Swedish activist and sex worker Jasmine Petite was reportedly murdered by her abusive ex after years of documenting his violent behavior to the police, only to have it ignored and dismissed in large part because of her occupation. You can read more here. Sweden’s criminalization of clients has long been lauded by anti-sex trade advocates and various feminists as an effective method of eliminating criminalization’s harm of sex working women. Jasmine’s inspiring twitter feed is still online.
In France, a debate is emerging around legalization of sexual surrogacy. (Which is still definitely not prostitution, ok?!)
Nicki Minaj instagrams photos of her strip club visit with the caption “I endorse these strippers.” Surely our T&S dancers also deserve such an auspicious blurb—though they’re probably not cool with being photographed at work.
Lebanese police may be called to account for their abuse of suspected drug users and sex workers.
Chinese sex workers’ rights activist Ye Haiyan was released from detention for defending herself from police assault, only to have the Guandong security police evict her, her partner, and her 14 year old daughter from their home. “‘If I ever see you again in Zhongshan, I’ll break your legs,” the head of the security police told Ye.

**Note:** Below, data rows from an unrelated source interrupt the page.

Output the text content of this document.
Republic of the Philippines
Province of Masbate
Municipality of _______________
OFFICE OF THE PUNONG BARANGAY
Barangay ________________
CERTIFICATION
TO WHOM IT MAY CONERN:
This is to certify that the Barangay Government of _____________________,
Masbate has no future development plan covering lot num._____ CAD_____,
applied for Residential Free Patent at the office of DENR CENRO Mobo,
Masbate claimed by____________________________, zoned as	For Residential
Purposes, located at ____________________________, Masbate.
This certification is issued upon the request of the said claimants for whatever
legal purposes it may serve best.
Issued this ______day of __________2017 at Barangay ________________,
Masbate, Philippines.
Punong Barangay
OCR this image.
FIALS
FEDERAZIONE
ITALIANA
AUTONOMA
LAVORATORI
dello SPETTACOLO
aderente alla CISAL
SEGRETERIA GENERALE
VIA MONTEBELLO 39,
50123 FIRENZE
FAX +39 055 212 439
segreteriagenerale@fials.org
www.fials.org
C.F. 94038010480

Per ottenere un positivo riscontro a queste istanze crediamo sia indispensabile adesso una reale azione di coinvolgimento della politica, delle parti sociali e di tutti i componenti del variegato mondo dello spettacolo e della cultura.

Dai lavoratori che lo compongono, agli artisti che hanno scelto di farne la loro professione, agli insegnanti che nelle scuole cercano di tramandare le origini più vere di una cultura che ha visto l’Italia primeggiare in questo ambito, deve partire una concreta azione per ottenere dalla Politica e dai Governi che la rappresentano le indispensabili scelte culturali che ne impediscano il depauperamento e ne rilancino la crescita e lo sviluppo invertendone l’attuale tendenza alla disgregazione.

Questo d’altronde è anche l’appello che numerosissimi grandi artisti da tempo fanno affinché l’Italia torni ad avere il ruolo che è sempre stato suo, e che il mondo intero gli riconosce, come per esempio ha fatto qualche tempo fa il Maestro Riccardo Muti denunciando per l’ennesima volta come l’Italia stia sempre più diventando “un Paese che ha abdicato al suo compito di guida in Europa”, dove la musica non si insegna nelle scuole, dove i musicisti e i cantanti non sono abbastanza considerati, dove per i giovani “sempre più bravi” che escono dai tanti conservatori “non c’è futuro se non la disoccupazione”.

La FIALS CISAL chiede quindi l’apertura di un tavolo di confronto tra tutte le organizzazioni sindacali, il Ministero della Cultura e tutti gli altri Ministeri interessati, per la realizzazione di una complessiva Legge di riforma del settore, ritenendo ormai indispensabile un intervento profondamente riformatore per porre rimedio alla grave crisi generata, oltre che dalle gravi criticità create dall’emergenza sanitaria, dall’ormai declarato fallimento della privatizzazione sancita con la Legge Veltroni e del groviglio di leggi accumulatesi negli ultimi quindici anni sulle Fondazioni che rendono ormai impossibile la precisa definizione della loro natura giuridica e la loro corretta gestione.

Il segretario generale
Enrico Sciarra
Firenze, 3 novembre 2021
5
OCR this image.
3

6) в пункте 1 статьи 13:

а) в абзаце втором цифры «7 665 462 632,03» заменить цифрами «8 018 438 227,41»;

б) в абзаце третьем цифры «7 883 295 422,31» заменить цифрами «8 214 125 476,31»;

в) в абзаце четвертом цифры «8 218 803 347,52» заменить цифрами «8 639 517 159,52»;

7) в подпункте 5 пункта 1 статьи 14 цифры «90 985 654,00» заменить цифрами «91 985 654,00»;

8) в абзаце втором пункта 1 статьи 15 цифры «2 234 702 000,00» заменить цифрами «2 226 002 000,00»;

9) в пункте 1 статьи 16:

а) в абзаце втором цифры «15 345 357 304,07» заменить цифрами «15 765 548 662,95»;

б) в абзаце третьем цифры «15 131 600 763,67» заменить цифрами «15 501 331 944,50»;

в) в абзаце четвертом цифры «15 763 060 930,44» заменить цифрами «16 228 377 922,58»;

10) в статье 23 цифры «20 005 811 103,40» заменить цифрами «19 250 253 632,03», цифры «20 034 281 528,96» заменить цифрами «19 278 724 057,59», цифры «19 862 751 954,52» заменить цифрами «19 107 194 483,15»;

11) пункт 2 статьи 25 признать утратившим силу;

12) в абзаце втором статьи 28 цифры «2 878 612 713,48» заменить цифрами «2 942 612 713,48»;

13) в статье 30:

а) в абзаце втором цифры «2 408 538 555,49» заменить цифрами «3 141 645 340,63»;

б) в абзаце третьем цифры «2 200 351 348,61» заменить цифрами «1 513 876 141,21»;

Philippine survivors of the Japan’s WWII era “comfort system” are planning a rally later this month to draw more attention to the decades of injustice and silence around their abuse.
India sees the positive impacts of SCOTUS overturning the anti-prositution pledge.
NYPD Commissioner jokes about shutting down 19 massage parlors in Brooklyn after finding that women working in those locations all had children still in Asia who needed their financial support. Haha!
Meanwhile, Eliot Spitzer is running for NY comptroller as a first step towards reviving his political career. Is that a 2020 run for president I feel coming on?
Amazingly, two men were acquitted of sex trafficking after women from their escort agency testified for the defense that they were all happy working together.
The New Scientist did a brilliant if unexpected interview with Laura Agustin—or at least, she’s brilliant in spite of the interviewer being rather dim.
This is old but since we didn’t mention it before, Silvio Berlusconi was convicted of hiring an underage prostitute.
In “at least u tried” news, a Washington Post book reviewer decides the lesson from the Robert Kolker’s book on the Long Island murders is that prostitution should be legal…and kept in brothels “like those in Nevada.” Dude, you almost had it!
The uber-conservative National Review calls for legalization of prostitution, too. While this article also advocates regulation, it at least doesn’t consign us all to brothels.
If you’d like an opportunity to laugh bitterly, I suggest reading this account of a Texas police officer desperately trying to convince fellow officers that a street worker “jumped into his truck and would not get out” in spite of admitting in a previous statement that he knew the woman in question. (The man was fired.)
We thought the South China Morning Post was a pro-sex worker paper, given its sympathetic coverage of Ye Haiyan’s case, but it showed its true colors in a recent feature entitled “Inside The World of a 10 Yuan Sex Worker.” The reporter admits in the article that she posed as a fellow worker to interview women in a Guangxi Zhuang region brothel. Yes, she’s so sympathetic to the plight of these survival sex workers that she’s willing to exploit them further by having them disclose sensitive information to her under false pretenses!
Speaking of journalists, ethical violations, and sex working subjects, a group of Kenyan sex workers’ rights orgs united in outrage against a local documentary which outed a number of sex workers without their consent. They’ve created a petition demanding that the documentary stop airing and pressing for an apology and a retraction from the broadcasting company.